With Kiasma, the New York-based composer Mario Diaz de Leon brings an interesting twist to his Oneirogen project by amping up the metal elements included on his debut album Hypnos. In fact, the fifty-minute set takes no time at all in announcing that move when the full six minutes of the opening cut “Numina” are dominated by guitar distortion, shuddering six-string textures, and an overall death metal-styled sense of foreboding, desolation, and doom.
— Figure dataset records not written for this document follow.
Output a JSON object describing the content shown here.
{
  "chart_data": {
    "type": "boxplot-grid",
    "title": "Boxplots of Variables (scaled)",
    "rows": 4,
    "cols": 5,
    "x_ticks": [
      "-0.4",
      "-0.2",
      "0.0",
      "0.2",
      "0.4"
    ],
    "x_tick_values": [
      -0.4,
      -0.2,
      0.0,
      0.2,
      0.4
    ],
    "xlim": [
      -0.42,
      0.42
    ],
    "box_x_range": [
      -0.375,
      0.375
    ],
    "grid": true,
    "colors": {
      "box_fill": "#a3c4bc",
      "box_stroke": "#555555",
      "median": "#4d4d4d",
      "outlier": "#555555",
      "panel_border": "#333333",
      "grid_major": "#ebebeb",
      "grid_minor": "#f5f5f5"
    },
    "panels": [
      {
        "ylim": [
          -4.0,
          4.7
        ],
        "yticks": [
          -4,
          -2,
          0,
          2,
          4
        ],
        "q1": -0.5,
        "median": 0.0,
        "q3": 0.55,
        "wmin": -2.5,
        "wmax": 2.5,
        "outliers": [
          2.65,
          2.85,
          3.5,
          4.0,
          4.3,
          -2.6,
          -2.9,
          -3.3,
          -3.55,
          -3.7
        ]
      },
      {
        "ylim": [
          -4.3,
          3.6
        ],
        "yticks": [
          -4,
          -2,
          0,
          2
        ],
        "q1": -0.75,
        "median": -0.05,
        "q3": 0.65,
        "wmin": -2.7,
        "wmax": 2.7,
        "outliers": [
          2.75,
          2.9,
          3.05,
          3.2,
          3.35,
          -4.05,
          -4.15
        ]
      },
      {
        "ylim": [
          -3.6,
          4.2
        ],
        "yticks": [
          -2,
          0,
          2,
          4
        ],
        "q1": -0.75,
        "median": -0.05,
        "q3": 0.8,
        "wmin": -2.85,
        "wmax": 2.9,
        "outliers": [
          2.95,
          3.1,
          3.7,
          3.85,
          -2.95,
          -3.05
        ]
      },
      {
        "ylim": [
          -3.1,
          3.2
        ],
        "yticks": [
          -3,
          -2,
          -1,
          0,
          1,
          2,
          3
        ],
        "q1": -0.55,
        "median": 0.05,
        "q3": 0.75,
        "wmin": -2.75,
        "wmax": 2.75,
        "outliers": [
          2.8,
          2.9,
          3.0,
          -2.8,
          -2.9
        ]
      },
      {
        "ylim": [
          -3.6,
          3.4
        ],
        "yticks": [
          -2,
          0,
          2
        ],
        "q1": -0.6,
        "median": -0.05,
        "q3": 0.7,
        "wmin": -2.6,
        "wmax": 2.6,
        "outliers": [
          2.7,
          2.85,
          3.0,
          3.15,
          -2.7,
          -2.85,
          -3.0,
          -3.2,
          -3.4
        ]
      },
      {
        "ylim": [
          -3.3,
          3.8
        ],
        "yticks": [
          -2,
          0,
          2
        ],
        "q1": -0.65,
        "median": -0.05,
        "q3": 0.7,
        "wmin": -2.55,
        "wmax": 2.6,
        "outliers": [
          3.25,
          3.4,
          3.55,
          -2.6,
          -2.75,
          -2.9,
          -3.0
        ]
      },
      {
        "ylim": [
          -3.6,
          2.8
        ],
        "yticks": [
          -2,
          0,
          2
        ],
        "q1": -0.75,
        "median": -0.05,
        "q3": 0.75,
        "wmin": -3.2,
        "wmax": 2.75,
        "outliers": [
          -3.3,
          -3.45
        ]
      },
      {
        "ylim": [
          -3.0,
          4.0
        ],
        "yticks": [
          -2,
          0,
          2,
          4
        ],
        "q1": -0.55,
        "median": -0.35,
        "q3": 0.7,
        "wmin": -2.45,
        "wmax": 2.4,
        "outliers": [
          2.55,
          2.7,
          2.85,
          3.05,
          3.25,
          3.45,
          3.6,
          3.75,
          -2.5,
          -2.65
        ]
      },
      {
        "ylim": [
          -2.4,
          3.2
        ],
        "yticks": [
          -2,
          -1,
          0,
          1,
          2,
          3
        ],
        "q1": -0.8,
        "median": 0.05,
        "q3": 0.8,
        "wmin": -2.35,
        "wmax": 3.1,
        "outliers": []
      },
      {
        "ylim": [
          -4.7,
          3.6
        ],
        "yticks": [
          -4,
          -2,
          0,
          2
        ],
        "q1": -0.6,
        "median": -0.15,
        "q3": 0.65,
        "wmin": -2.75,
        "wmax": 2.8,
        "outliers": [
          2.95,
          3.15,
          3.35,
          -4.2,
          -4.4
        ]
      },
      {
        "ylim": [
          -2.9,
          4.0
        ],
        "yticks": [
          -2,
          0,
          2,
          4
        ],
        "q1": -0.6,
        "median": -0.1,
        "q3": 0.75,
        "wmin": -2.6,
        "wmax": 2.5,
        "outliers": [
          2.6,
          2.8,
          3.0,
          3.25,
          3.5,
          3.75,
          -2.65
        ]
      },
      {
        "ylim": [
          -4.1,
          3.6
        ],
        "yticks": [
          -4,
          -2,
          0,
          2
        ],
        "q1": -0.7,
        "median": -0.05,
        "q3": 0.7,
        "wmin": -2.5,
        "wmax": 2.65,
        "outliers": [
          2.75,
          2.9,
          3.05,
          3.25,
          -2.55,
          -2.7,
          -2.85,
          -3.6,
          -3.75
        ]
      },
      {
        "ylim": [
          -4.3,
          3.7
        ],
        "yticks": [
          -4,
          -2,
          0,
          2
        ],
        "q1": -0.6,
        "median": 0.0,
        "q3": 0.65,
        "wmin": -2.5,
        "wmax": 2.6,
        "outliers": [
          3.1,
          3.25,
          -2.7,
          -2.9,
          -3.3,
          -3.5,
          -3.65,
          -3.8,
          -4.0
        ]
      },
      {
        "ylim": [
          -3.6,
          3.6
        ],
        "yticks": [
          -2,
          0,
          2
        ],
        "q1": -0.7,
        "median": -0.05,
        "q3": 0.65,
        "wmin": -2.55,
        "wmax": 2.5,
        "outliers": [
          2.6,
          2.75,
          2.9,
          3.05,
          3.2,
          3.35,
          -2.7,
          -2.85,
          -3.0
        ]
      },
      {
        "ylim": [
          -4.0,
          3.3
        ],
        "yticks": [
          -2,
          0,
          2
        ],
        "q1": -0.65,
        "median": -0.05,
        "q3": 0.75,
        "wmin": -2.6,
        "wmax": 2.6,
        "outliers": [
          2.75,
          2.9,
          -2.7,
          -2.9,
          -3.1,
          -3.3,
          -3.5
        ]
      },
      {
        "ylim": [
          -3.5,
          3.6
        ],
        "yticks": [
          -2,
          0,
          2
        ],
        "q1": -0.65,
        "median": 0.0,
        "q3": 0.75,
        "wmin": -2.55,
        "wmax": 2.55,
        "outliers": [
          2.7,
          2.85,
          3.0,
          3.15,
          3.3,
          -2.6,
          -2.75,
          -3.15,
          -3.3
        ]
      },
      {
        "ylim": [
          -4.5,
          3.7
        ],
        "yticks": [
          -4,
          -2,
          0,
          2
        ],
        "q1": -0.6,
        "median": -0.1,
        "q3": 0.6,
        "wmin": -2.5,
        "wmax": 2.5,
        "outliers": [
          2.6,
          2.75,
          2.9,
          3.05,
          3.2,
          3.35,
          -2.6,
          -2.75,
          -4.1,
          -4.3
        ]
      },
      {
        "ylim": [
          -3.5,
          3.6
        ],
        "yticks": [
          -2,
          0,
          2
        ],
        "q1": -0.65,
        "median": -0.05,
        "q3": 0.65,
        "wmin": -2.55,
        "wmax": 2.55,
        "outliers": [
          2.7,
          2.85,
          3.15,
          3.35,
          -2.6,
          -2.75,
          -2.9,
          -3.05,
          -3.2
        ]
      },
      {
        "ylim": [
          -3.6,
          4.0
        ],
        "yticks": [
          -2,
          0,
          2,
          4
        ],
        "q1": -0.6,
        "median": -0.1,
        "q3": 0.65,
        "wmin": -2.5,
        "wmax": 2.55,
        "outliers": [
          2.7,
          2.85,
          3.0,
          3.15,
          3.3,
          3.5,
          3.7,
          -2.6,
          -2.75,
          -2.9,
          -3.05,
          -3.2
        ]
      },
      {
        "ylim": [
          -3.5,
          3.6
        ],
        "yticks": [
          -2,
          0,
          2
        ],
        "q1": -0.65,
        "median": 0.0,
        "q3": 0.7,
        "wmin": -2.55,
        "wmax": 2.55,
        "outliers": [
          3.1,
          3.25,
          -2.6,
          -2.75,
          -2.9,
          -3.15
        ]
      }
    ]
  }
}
But Kiasma is far from one-dimensional, and that's what makes it interesting. The second track, “Pathogen,” while featuring no shortage of molten guitar textures, counterbalances its metal leanings with sophisticated soundscape design of dark ambient character. Put simply, Oneirogen wisely balances the metal and electronic sides in a manner seldom attempted, and the effect proves to be arresting, especially when drums are wholly eschewed. The album is often epic and grandiose in tone, never more so than during pieces of intensity so great they verge on harrowing, such as “Mutilation” and the album's centerpiece, “Katabasis,” which finds Oneirogen's lethal chords lurching like some diseased monstrosity across blasted ruins for fourteen doom-drenched minutes. At album's end, “Mortisomnia” changes things up by adding Mario Diaz de Leon's vocal growl to the tune's guitars-and-synths landscape.

Yes, Kiasma is heavy, of that there's no doubt, but it's also refreshingly different from the norm. It's rare indeed to hear someone, as Oneirogen does, using multi-layered guitar shredding to craft nightmarish dark ambient set-pieces. Doom-laden material never sounded as musical as it does here.